Paleologic records indicate that global warming in the past has caused vegetation zones to shift to higher elevations, resulting in the loss of some species and ecosystems. Simulated scenarios for temperate-climate mountain sites suggest that continued warming could have similar consequences. Species and ecosystems with limited climatic ranges could disappear and, in most mountain regions, the extent and volume of glaciers and the extent of permafrost and seasonal snow cover will be reduced. Along with possible changes in precipitation this would affect soil stability and socio-economic activities such as agriculture, tourism, hydropower and logging. Resources for indigenous populations and recreational activities would also be disrupted.
Thus the climate changes along with the increasing population pressure shall continue to have wide-ranging impacts on mountain ecology, mountain people and on their economy apart from creating serious challenges to the economies of the plain areas which depends on the river water and energy. There is increased global attention, in last three decades to the climate change and its’ repercussions on mountain ecosystem, suggesting need for sustainable development policies.

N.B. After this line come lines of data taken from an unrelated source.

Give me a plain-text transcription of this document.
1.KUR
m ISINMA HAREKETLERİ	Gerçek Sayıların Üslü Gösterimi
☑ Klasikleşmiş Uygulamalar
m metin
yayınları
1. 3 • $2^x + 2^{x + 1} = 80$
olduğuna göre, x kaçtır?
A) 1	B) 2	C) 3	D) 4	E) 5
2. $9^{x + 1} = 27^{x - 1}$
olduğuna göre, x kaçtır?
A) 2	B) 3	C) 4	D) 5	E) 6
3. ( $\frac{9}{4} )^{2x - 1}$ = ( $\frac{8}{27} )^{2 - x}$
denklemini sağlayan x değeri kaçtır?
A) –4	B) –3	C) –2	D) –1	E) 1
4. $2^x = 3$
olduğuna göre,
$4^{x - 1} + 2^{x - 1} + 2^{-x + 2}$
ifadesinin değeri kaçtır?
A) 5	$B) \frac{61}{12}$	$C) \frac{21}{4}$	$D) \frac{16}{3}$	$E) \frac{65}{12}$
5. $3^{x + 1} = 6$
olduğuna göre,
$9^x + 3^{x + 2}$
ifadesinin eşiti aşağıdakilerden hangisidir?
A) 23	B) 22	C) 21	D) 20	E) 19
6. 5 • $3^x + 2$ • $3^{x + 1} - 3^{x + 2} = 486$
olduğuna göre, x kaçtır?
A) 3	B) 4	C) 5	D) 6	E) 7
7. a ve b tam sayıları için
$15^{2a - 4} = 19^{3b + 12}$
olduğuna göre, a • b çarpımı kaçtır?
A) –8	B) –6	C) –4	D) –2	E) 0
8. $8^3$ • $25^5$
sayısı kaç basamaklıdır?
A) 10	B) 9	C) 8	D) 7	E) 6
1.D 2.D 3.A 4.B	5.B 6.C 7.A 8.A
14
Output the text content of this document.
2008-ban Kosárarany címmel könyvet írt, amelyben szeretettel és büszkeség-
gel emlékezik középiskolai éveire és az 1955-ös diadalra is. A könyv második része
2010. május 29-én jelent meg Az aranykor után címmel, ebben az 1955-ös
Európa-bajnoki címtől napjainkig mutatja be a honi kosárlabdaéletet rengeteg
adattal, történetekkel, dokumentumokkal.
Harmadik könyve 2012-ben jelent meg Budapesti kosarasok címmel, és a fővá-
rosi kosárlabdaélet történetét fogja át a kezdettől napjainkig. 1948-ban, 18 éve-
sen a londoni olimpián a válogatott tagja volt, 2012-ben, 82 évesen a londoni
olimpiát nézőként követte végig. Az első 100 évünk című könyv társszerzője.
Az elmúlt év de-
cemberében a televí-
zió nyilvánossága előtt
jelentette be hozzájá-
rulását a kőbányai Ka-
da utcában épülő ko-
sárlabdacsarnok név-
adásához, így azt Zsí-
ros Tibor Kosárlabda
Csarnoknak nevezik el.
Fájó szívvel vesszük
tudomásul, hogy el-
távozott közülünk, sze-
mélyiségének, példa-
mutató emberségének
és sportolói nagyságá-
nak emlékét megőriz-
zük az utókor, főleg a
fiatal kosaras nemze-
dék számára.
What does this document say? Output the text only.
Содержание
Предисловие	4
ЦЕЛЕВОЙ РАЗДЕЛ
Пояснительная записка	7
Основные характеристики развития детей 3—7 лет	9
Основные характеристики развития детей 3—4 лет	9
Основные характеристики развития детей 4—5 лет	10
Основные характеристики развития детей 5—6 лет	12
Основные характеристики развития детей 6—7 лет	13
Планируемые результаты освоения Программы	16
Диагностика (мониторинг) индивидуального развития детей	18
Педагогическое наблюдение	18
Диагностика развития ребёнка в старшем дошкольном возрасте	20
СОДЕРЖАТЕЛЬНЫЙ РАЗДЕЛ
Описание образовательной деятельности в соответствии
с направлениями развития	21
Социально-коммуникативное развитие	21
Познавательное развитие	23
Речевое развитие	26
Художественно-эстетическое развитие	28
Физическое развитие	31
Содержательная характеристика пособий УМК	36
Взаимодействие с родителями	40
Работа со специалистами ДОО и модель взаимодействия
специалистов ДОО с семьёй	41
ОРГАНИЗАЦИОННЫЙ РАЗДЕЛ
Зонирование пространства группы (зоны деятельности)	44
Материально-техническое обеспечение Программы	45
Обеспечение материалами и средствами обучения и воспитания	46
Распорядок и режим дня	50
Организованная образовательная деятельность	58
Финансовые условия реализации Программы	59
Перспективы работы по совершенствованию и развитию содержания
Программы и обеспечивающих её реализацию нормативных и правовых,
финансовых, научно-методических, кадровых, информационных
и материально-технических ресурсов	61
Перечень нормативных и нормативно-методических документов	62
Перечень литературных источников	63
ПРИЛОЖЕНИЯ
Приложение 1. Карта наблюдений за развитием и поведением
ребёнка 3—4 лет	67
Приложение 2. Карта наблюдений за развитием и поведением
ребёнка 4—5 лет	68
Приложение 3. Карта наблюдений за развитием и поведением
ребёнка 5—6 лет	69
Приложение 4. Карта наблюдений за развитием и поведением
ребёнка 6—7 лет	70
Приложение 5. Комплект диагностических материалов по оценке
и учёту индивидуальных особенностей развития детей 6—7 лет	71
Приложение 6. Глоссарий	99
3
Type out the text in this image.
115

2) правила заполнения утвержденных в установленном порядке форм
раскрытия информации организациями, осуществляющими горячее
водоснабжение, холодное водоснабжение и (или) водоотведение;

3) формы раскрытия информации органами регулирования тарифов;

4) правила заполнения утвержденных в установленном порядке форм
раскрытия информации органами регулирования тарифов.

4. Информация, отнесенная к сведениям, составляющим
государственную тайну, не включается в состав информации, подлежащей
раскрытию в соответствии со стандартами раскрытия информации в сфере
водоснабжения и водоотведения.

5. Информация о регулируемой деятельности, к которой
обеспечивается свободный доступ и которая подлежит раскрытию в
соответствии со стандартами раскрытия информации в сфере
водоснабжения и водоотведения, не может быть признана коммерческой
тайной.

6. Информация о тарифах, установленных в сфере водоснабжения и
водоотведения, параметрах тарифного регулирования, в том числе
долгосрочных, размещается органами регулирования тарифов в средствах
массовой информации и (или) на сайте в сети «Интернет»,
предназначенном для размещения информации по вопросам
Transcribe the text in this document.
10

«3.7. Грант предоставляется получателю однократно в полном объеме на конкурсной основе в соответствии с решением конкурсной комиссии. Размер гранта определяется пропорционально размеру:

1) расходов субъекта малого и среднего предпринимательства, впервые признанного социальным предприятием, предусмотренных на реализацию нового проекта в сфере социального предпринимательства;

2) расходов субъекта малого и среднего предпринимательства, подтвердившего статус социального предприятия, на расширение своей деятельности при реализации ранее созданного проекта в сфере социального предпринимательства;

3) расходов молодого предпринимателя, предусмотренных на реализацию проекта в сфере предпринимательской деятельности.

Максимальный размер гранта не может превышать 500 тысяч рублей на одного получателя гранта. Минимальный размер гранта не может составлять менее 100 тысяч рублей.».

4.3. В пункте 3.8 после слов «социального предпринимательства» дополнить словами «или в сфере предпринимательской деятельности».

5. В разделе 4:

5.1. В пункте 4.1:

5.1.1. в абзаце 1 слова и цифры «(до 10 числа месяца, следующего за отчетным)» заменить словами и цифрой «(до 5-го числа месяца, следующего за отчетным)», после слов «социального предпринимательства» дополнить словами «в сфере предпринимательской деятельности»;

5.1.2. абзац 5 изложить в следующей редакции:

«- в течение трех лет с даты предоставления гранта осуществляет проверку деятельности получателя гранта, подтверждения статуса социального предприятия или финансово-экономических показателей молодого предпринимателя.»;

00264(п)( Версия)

The current situation of Himalayan ecosystem is very critical and challenging as shown by the recent Rishi Ganga- Dhauli Ganga flood fury and the Kedarnath tragedy in 2013 which claimed thousands of precious lives. These should serve as warnings of the severe threat to the very existence of the venerated Himalayas affecting lives of millions of people who live among its valleys crags and peaks.
Unchecked deforestation, faulty land use practices, settlement of burgeoning population on mountain slopes, unregulated construction of roads and encroachments of forest lands for the creation of arable lands have caused adverse geo-ecological impact. Often the problems and reasons thereof are intertwined, thus making the whole development issue very complex in Himalayan mountains. The socio-political leadership continues to steer the development fulfilling the economic aspirations of the people in the short term but leaves greater challenges of environmental and long term economic vulnerability of the region and other regions dependent on it.
The Gross Domestic Product and Per Capita income focused development plans have led to large scale industrialization of Himalayan region. Tax benefits, cheaper lands and investment friendly measures have been the main attractants as the type of industry being established are miles away from the core competence of the region. The cities like Parwanoo, Haridwar, Rudrapur, Jammu etc. have become home for manufacturing chemicals and consumer articles, which seldom enjoys any geographic advantage of resource nearness, but continues to add to the environmental and socio-economic problems.
Even the so-called industrialization in the mountain region has failed to create livelihood for mountain people as the very nature of these industries is different from the skill set. Instead, it has caused in-migration from plains adding more social challenges. The multipurpose dams created in the Himalayan regions, to protect the water and energy security of plains, have had huge environmental and socio-economic impact in the region. The benefits accrued to local mountain economy, from such large projects are yet to crystallize. As human wants are endless, the economic development keeps on marginalizing. Powerful though the Himalayas are, they are highly fragile and vulnerable to human interference and natural ecological threat thus calling for an urgent attention.
The economy influences the livelihood in both positive and negative way, or vice versa so far as its’ impact on environment and ecology is concerned. The economic development ushered in the mountain region although created many new livelihood opportunities, have moved the people away from their traditional livelihoods, thus creating far reaching socio-economic and environmental consequences.
The integrated approach of sustainable development in view of Climate change is possible by keeping the balance between sustainable economy and sustainable environment, by way of creating and sustaining sustainable livelihoods in the Himalayas. It shall secure a bright future for the region, its’ ecology and people in particular and for the humanity in general. It shall go on to create a sustainable mountain society in perfect unison with human spirit.